From mboxrd@z Thu Jan  1 00:00:00 1970
From: 002@tut.by
Subject: Re: mdadm stuck at 0% reshape after grow
Date: Wed, 06 Dec 2017 21:24:54 +0300
Message-ID: <3235751512584694@web9j.yandex.ru>
References: <CAGx2nv6cZ85YCrUQsCBWfojFxOyqW4=+5OaCqU1Gf0UX=T3Gbg@mail.gmail.com>
         <1865221512489329@web5g.yandex.ru>
         <d34ebd38-47e5-35bc-5ee6-0da194ce1901@turmel.org>
         <CAGx2nv6YAc5jBL36K0oNG=tE5J3TNXGMvTvD9ZvcZYthXe9Y5g@mail.gmail.com>
         <20171206104905.GA4383@metamorpher.de>
         <61c9e4bd-1605-5b17-80ce-c738b80b7058@turmel.org>
         <20171206160346.GA5806@metamorpher.de> <1b43be27-f21a-1fba-f983-01c5356a654d@turmel.org>
Mime-Version: 1.0
Content-Type: text/plain
Content-Transfer-Encoding: 7bit
Return-path: <linux-raid-owner@vger.kernel.org>
In-Reply-To: <1b43be27-f21a-1fba-f983-01c5356a654d@turmel.org>
Sender: linux-raid-owner@vger.kernel.org
To: Phil Turmel <philip@turmel.org>
Cc: Jeremy Graham <jeremy@doghouse.agency>, linux-raid@vger.kernel.org, Andreas Klauer <andreas.klauer@metamorpher.de>
List-Id: linux-raid.ids

> 
> No, almost certainly not the correct data. The data that was attempted
> to be written at the time the BB was added didn't make it to disk, and
> any future updated data writes would be skipped since it's in the list.

According to Neil's design notes, this is expected to happen only on members that had introduced write errors after last raid assembly.
According to my experience, on kernels at least up to v4.3, rewriting of member's bad blocks, that had already replicated to parity blocks, just fails with write error on file system level. I believe, Jeremy would have noticed if that happened to him, so, most certainly, the bad blocks hasn't been rewritten since. And if these are induced by read errors and not write errors (which is far more probable with most recent drives), the correct data is still there.

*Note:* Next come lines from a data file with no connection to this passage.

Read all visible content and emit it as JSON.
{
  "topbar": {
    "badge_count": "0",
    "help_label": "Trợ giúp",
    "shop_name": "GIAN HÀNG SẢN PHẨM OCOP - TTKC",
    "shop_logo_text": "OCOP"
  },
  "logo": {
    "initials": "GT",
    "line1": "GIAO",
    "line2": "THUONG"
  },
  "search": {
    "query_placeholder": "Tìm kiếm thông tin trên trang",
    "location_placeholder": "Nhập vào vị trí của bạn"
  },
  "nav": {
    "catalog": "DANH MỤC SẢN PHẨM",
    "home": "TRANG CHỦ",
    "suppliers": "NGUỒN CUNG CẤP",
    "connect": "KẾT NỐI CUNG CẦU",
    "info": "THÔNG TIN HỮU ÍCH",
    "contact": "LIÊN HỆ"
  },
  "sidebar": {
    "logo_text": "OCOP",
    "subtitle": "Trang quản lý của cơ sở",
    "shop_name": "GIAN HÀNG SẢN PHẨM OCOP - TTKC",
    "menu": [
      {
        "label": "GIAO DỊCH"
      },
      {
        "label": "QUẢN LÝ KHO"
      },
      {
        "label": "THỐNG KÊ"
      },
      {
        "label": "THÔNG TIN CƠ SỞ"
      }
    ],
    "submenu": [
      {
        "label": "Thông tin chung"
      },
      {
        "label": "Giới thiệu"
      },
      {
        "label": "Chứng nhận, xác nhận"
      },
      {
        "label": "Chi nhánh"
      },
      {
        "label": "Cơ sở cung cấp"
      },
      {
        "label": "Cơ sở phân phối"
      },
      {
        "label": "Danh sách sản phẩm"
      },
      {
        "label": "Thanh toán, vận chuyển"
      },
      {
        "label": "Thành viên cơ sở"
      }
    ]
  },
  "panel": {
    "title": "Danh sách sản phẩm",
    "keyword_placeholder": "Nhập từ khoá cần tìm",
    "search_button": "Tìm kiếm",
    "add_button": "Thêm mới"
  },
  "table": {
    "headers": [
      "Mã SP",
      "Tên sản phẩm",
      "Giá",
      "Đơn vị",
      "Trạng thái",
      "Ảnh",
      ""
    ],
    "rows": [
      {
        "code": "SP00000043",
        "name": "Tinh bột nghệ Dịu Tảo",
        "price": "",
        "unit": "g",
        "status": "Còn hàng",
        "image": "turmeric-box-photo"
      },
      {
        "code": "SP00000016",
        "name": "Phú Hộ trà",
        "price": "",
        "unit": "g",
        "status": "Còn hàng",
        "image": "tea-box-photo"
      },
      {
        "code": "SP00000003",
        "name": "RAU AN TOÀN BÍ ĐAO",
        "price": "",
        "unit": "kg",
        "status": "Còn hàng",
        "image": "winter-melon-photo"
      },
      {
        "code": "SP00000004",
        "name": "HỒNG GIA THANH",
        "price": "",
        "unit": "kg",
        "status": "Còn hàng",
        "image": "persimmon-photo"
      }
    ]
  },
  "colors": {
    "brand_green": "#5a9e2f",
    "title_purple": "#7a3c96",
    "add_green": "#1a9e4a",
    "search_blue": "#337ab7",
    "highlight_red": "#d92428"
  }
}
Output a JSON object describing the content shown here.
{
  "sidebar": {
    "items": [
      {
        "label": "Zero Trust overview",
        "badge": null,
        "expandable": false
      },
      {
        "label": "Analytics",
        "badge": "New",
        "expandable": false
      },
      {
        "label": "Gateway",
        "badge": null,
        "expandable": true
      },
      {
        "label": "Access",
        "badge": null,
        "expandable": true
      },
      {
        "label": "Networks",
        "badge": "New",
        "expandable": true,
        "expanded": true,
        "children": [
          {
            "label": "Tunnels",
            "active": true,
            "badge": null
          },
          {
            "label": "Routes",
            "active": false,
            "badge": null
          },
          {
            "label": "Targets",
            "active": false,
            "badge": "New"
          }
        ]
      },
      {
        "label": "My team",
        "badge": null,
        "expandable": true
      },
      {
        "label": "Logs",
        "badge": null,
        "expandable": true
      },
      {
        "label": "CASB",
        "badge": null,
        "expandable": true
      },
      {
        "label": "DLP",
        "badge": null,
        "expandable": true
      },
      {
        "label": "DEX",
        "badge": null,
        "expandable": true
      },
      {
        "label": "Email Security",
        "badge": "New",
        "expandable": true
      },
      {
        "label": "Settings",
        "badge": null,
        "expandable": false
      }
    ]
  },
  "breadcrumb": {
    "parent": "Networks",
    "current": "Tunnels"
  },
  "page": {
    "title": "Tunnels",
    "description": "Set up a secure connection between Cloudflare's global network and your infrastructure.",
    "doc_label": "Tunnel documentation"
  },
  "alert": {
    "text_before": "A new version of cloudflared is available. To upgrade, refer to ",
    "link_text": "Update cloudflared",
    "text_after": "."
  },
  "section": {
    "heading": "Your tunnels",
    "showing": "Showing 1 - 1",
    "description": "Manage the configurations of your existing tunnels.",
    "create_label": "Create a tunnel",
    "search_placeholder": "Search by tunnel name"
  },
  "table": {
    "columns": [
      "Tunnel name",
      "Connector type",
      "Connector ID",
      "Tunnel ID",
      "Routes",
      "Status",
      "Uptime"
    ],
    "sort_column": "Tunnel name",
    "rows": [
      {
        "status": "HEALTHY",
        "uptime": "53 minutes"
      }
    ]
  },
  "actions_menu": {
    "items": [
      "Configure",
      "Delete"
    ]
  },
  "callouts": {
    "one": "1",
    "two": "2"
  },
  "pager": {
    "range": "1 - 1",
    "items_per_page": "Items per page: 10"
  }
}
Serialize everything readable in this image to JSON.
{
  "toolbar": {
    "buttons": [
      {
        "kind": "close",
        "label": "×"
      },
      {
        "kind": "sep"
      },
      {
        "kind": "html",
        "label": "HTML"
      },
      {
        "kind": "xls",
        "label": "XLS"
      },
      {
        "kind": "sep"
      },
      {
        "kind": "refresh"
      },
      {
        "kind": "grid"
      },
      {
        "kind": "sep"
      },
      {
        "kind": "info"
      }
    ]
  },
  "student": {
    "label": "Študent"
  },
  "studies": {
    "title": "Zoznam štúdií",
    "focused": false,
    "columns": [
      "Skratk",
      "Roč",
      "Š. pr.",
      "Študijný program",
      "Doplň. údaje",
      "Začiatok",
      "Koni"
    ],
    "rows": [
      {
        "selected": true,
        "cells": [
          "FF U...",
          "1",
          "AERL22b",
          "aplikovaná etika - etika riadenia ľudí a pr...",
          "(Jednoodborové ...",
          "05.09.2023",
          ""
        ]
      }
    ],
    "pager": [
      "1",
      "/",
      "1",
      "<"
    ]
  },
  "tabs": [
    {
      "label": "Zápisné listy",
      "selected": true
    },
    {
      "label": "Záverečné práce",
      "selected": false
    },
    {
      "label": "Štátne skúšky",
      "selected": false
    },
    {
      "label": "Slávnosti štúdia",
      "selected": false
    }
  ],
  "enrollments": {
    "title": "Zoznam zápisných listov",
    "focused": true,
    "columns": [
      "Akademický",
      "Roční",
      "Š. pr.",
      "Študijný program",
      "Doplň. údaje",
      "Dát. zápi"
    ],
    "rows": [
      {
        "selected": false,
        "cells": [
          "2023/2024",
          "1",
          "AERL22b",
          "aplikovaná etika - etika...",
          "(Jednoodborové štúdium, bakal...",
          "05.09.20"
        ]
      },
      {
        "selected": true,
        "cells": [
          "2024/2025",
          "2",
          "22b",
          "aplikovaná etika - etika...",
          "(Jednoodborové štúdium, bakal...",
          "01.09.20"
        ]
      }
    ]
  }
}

> No, it doesn't. The read error is only passed to the filesystem if
> there's no redundancy left for the block address.
Which is the case for every block here. Look at his BBL's.

> There's no "up" to the existing BBL. It isn't doing what people think.
> It does NOT cause the upper layer to avoid the block address. It just
> kills redundancy at that address.
Well, in a scenario with a completely lost (broken/unrecoverable) drive and expected occasional read errors on remaining raid members, even current state of BBL does more good then evil. Neil's design goals for the BBL feature looked perfectly valid back in 2010, only today they need amendment. As for the implementation itself, it is stable, but unfinished, lacking rewrite support (or is it not?) and a working reshape (probably just big fat warning in mdadm, that reshaping with non-empty BBL's is forbidden, because of potential data loss risk).

> This is why I suggested using hdparm to pass the BBL data to the
> underlying drive. Then MD *will* actually fix each block.
I don't believe the soft bad generation is a stable feature that produces repeatable and equal results on every drive. Also, you can't undo soft bad without rewriting sector. Risky advice. For raid5 it is trivial to xor sectors with the same numbers (plus data offset) to produce the correct missing sector and thus regenerate parity without relying on md doing this.
> 
> The problem with the BBL right now is its existence.
The tested implementation itself has a value. Though, I agree, BBL's absolutely shouldn't be turned on by default.